Era una cuadra: Vilela entre Donado y Acha.

Era la vereda de los números pares. Todas casas bajas, algunas muy viejas, y un solo edificio de tres pisos.

Las ocho o nueve familias de la cuadra formaban un catálogo de la clase media de la época: todos inmigrantes o hijos de inmigrantes. Tres familias de españoles, una con apellido ruso, una recién llegada de Croacia, dos italianas, y en la esquina mis tíos, la misma combinación de inmigrantes que mis padres: él alemán y ella hija de italianos.

Pegada a la casa de mis tíos vivían los Acosta.

Los chicos de la cuadra sumábamos unos diez o doce contándonos a mi hermano y a mí, chicos de departamento que pasábamos muchos días de la semana con nuestros primos andando en bicicleta, jugando a la pelota en la calle, y trepando a los árboles.

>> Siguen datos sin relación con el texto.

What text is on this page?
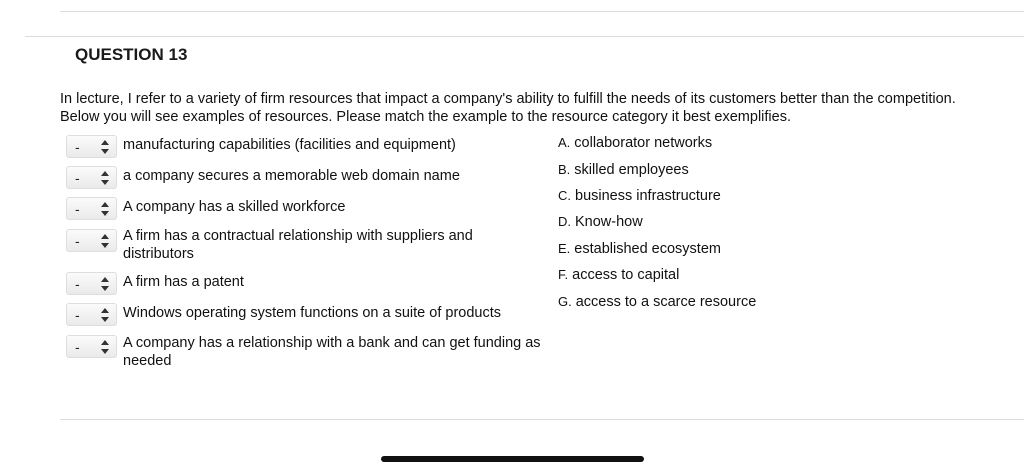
QUESTION 13

In lecture, I refer to a variety of firm resources that impact a company's ability to fulfill the needs of its customers better than the competition.

Below you will see examples of resources. Please match the example to the resource category it best exemplifies.

-	manufacturing capabilities (facilities and equipment)
-	a company secures a memorable web domain name
-	A company has a skilled workforce
-	A firm has a contractual relationship with suppliers and distributors
-	A firm has a patent
-	Windows operating system functions on a suite of products
-	A company has a relationship with a bank and can get funding as needed
A. collaborator networks
B. skilled employees
C. business infrastructure
D. Know-how
E. established ecosystem
F. access to capital
G. access to a scarce resource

Eramos cerriles, nos desplazábamos como una tribu nómade, totalmente libres dentro de un perímetro estricto establecido por los padres. Teníamos códigos secretos y jerarquías determinadas sólo por la edad y por el sexo. Los grandes armaban cigarrillos de ligustrina y fumaban a escondidas. Los varones jugaban con las figuritas Starosta y las chicas jugábamos con figuritas con brillantina, al pisa pisuela y a la rayuela. Todos patinábamos por el asfalto y resbalábamos en el verdín que se formaba en las esquinas. Eramos amigos del cura de enfrente y de Juancito el Loco, el linyera que vivía en el campito que estaba al lado de la estación. A veces comíamos con él. Llevábamos salchichas y papas y él las cocinaba en una lata de duraznos apoyada sobre el fuego de ramitas.

Corríamos en bandada de casa en casa, tomábamos el mate cocido con pan, con manteca y azúcar en la casa de cualquiera de nosotros, cuando las madres salían a la vereda y nos llamaban a tomar la leche.

Eramos todos iguales menos los Acosta. Ellos eran diferentes, aunque vivían al lado. Eran dos varones y una mujer, y sólo salían de la casa para ir al colegio. Estaban siempre bien vestidos y engominados, la vereda estaba pulcra y la puerta de la casa estaba siempre cerrada.

Sabíamos que eran distintos de nosotros. Aceptábamos su superioridad como algo natural. Yo creía que eran como los reyes, personas de una calidad diferente, y me parecía absolutamente lógico que no tuvieran relación con nosotros. Sin embargo, nunca perdíamos la esperanza de que los Acosta fueran a nuestro cumpleaños, o nos invitaran a su casa. Recuerdo como algo muy deseado, como una fantasía maravillosa, la idea de jugar un día con la chica de los Acosta, que seguramente tendría muñecas extraordinarias, como la Linda Miranda.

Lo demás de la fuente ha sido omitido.